Case ID: ad_268/html/0938-02.html
Source: Caselaw Access Project
Author: {"author": "", "license": "Public Domain", "url": "https://static.case.law/"}
Date Created: 2024-08-24T03:29:51.129683

Johanna M. Rodgers, as Administratrix of the Estate of Charles A. Rodgers, Deceased, Respondent, v. Schenectady Railway Company, Appellant, et al., Defendants.
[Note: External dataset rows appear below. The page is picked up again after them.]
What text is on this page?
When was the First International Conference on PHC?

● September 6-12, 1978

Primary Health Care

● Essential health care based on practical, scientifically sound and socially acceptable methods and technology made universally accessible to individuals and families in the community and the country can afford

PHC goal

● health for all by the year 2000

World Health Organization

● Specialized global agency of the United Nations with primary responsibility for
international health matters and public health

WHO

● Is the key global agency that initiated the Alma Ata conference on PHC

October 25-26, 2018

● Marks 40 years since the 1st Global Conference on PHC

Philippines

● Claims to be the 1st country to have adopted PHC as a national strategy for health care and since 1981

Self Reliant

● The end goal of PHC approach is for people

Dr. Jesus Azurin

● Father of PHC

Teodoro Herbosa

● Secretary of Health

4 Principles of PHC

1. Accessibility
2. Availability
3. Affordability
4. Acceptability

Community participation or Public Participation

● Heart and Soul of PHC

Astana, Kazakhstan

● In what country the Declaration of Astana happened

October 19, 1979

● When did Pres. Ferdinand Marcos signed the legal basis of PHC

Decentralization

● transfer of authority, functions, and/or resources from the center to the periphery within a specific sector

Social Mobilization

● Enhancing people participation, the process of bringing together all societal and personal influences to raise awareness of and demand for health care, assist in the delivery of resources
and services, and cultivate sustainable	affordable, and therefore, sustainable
   Appeal by the defendant Schenectady Railway Company from a judgment of the Supreme Court entered in the Albany County clerk’s office on the 2d day of December, 1943, upon the verdict of a jury, in favor of plaintiff against the defendants for the sum of $26,387.17, and from an order, entered on the same date, denying the motion of defendant-appellant to set aside the verdict and for a new trial. The action is for damages for conscious pain and suffering and death of plaintiff’s intestate, caused by a collision between an automobile in which he was riding as a passenger and a bus of the defendant-appellant. The ear in which the decedent was riding was proceeding easterly on Central Avenue, a four-strip concrete street, in the city of Albany on the early morning of January 27, 1943. In attempting to pass a truck, it skidded on icy pavement in the center of the street on the northerly side of the highway in the path of the bus, which was proceeding westerly. ' The plaintiff claimed that the car stopped and stood still for about three seconds while the bus proceeded in its westerly course and then struck the car. There is also proof that the car slid into the pathway of the bus and was struck while still moving. An ordinance of the city of Albany fixed the speed limit for the bus at twenty miles per hour and there is testimony that it was proceeding as fast as forty miles per hour. These and other issues of fact presented a jury question resulting in a verdict in favor of plaintiff against both the Schenectady Railway Company and the driver of the car in which decedent was riding. The appellant raises a question as to certain of its requests to charge which were refused by the trial court. We find no error in such refusals. Judgment and order affirmed, with costs. All concur.